After his release, he continued to design propaganda posters for the party. The black and white photo collages denounce the living conditions of the working class and warn of the threat posed by the Nazis. The crises of capitalism as the trigger of totalitarianism. In one of the eight saved negatives on glass plates, the section of Hitler stands out. In another, she exposes the emasculating role of women in industrial society. They were large-format Dada photomontages that he had to destroy before he went into exile.

The turmoil of Austrofascism prompted her to emigrate to Czechoslovakia, where she married her cousin Pavel Brandeis. In Prague he switched classes with avant-garde art. In Vienna she had started teaching kindergarten teachers, teaching them art as therapy, and now her students included children from families who had fled Nazi Germany. He put it into practice with his own monsters: Against the traumatic background of his arrest, he drew a series of expressionist self-portraits, including scenes from his interrogation.

Drawing by Hana Lustigová (1931–44), in the Theresienstadt area.  Friedl Dicker-Brandeis (1898–1944) started a drawing program for country children.Drawing by Hana Lustigová (1931–44), in the Theresienstadt area. Friedl Dicker-Brandeis (1898–1944) initiated a painting program for country children JEWISH MUSEUM PRAGUE (Jewish Museum in Prague)

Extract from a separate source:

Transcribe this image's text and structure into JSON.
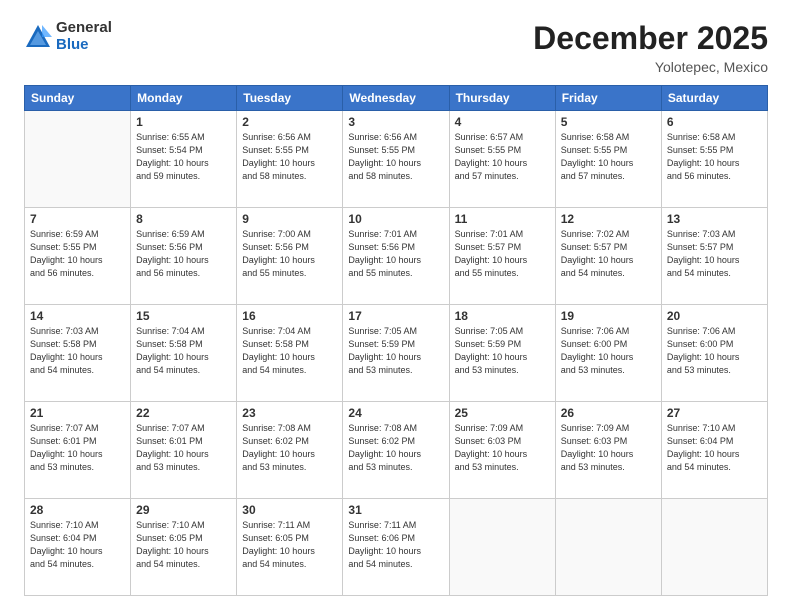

He painted the painting Fox Learns Spanish, a surrealist allegory of the Spanish Civil War, which was on view at the autumn exhibition at the Heiligenkreuzer Hof in Vienna. Its curator Cosima Rainer, publisher of a canonical index of artists in the imprint of the University of Applied Arts, says: “How is it possible that Dicker-Brandeis has not had this recognition before? His role in developing experimental forms of expression is unique in the interwar period. He has done everything. Paradoxically, this versatility was a resistance to justify it.” The first exhibition dedicated to his artistic production was shown earlier this year at the Lentos Kunstmuseum in Linz (Austria).

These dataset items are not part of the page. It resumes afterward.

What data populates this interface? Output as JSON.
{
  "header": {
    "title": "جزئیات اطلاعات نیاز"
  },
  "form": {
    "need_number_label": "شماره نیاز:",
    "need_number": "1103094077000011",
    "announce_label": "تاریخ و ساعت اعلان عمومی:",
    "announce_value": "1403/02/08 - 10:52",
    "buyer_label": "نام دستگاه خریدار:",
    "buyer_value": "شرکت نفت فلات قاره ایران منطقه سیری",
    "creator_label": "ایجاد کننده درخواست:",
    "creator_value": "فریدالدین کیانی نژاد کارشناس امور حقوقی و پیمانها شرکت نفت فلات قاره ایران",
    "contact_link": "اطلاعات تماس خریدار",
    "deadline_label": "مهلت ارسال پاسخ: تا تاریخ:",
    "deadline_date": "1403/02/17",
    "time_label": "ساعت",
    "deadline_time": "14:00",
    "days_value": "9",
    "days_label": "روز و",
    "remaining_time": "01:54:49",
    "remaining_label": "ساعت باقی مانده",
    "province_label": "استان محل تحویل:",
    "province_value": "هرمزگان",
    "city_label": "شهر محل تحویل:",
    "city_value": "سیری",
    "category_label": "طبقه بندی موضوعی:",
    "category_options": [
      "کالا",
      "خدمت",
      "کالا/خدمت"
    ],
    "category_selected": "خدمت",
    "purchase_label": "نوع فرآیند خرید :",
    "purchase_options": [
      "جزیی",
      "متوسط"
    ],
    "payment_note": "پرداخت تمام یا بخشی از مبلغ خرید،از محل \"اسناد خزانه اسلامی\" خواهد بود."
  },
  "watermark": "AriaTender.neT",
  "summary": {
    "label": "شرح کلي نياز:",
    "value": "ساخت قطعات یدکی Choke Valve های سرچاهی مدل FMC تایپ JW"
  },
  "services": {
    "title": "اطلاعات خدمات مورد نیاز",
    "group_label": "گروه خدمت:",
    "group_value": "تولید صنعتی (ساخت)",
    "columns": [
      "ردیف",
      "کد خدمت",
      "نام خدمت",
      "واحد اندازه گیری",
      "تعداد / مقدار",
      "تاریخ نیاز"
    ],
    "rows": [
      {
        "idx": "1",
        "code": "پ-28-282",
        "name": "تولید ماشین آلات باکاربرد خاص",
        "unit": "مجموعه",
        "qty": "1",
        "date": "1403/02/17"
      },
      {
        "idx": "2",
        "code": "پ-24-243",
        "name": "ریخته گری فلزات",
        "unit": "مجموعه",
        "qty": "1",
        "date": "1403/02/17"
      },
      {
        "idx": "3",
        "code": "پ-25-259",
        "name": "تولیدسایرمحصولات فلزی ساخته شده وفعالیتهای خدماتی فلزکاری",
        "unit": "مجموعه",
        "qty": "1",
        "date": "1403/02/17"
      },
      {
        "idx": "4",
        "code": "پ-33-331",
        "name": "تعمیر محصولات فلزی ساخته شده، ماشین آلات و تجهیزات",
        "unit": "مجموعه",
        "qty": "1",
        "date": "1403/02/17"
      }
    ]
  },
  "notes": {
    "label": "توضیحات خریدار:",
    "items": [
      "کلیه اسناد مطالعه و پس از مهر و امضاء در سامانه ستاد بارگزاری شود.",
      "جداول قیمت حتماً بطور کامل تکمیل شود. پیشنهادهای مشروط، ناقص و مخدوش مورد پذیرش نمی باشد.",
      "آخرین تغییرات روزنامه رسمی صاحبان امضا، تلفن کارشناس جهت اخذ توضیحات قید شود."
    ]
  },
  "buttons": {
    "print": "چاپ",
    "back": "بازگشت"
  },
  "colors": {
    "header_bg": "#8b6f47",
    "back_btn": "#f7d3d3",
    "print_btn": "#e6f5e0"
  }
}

Dicker-Brandeis found weightlessness in art and gravity in politics. Over time it was the other way around. When she was deported to Theresienstadt (Czech Republic), she turned to educating children’s creative instincts. It was his salvation. There she watched in horror as a Red Cross delegation inspected the ghetto in June 1944 to reassure the world that no atrocities were being committed. The German voiceover from the mockumentary filmed for the mission describes the Jewish paradise on earth: “Who wouldn’t want to live here?”

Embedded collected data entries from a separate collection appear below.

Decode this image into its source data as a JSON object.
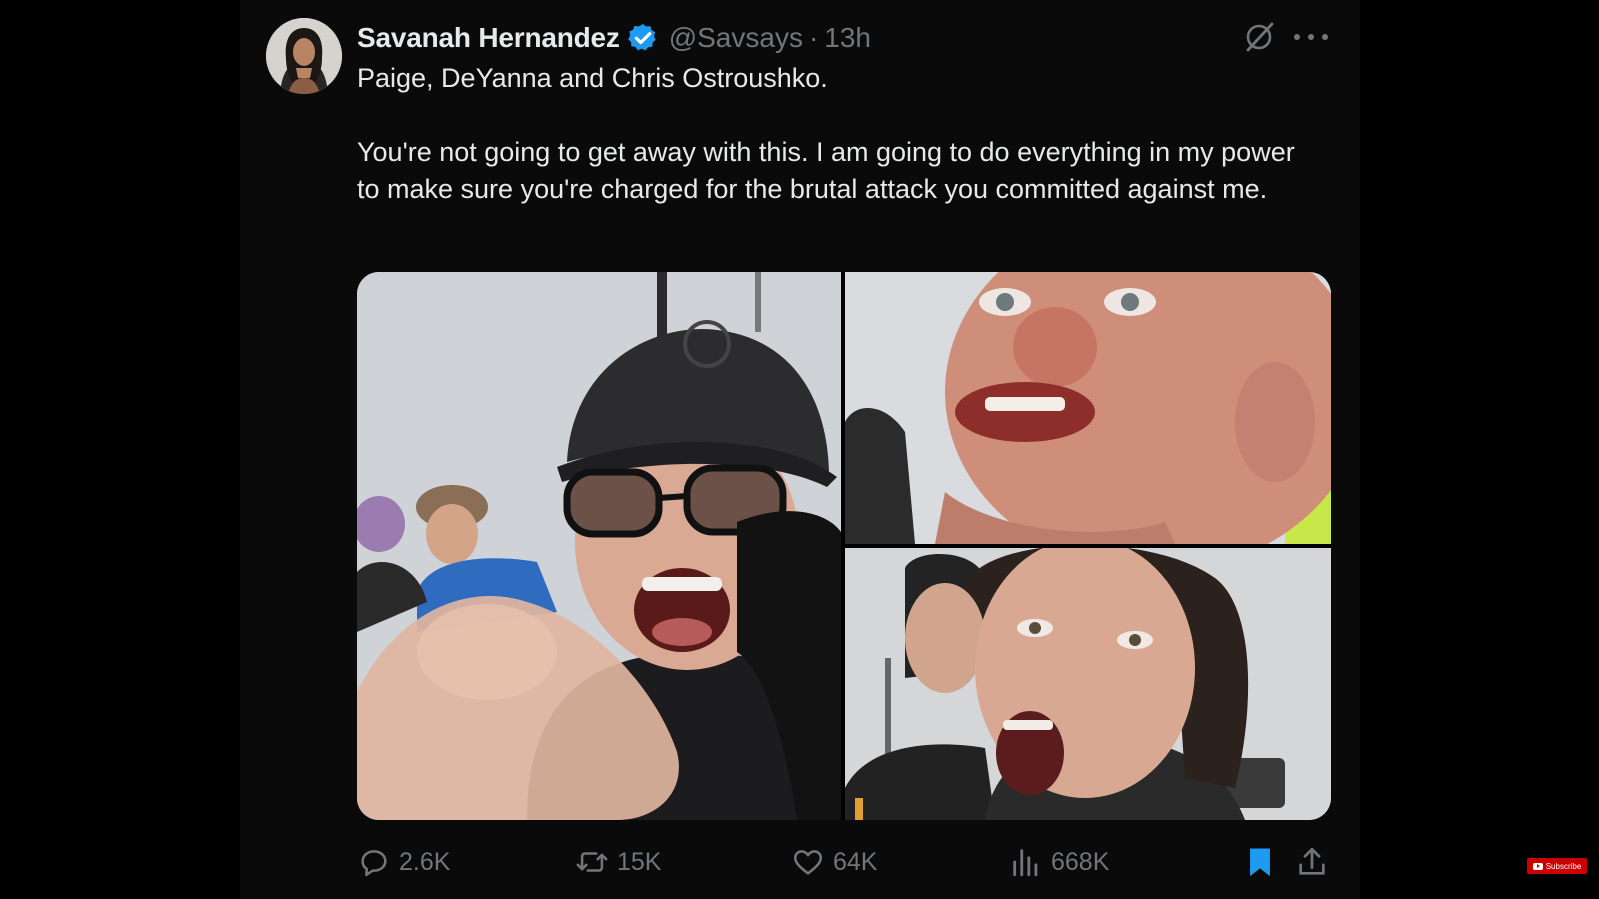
{
  "tweet": {
    "author": {
      "display_name": "Savanah Hernandez",
      "handle": "@Savsays",
      "verified": true,
      "avatar_icon": "profile-photo"
    },
    "separator": "·",
    "time": "13h",
    "text": {
      "line1": "Paige, DeYanna and Chris Ostroushko.",
      "paragraph2": "You're not going to get away with this. I am going to do everything in my power to make sure you're charged for the brutal attack you committed against me."
    },
    "media": {
      "count": 3,
      "items": [
        {
          "icon": "photo-woman-in-cap-shouting"
        },
        {
          "icon": "photo-man-shouting"
        },
        {
          "icon": "photo-woman-shouting"
        }
      ]
    },
    "actions": {
      "replies": "2.6K",
      "reposts": "15K",
      "likes": "64K",
      "views": "668K",
      "bookmarked": true
    },
    "icons": {
      "grok": "grok-icon",
      "more": "more-icon",
      "reply": "reply-icon",
      "repost": "repost-icon",
      "like": "heart-icon",
      "views": "views-icon",
      "bookmark": "bookmark-icon",
      "share": "share-icon"
    }
  },
  "overlay": {
    "subscribe_label": "Subscribe"
  },
  "colors": {
    "background": "#000000",
    "card": "#0a0a0a",
    "primary_text": "#e7e9ea",
    "secondary_text": "#71767b",
    "verified_blue": "#1d9bf0",
    "bookmark_blue": "#1d9bf0",
    "youtube_red": "#cc0000"
  }
}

Shortly thereafter, in October, she volunteered for the transport to Auschwitz to join her husband, who had been deported days earlier. He didn’t know what to expect. His niece, whom he had until then cared for like his daughter, he rudely sent her off the platform to prevent her from boarding the train, leaving a few suitcases containing nearly five thousand children’s drawings and collages in a safe place. The transport was made by Dr. Mengele, who, like cattle, chose a shipment for his medical experiments. Her husband survived the Holocaust, but she died in the gas chamber at the age of 46.

The exhibition “Atelier Bauhaus, Vienna” is on view at the Wien Museum MUSA (Vienna, Austria) until March 26, 2023.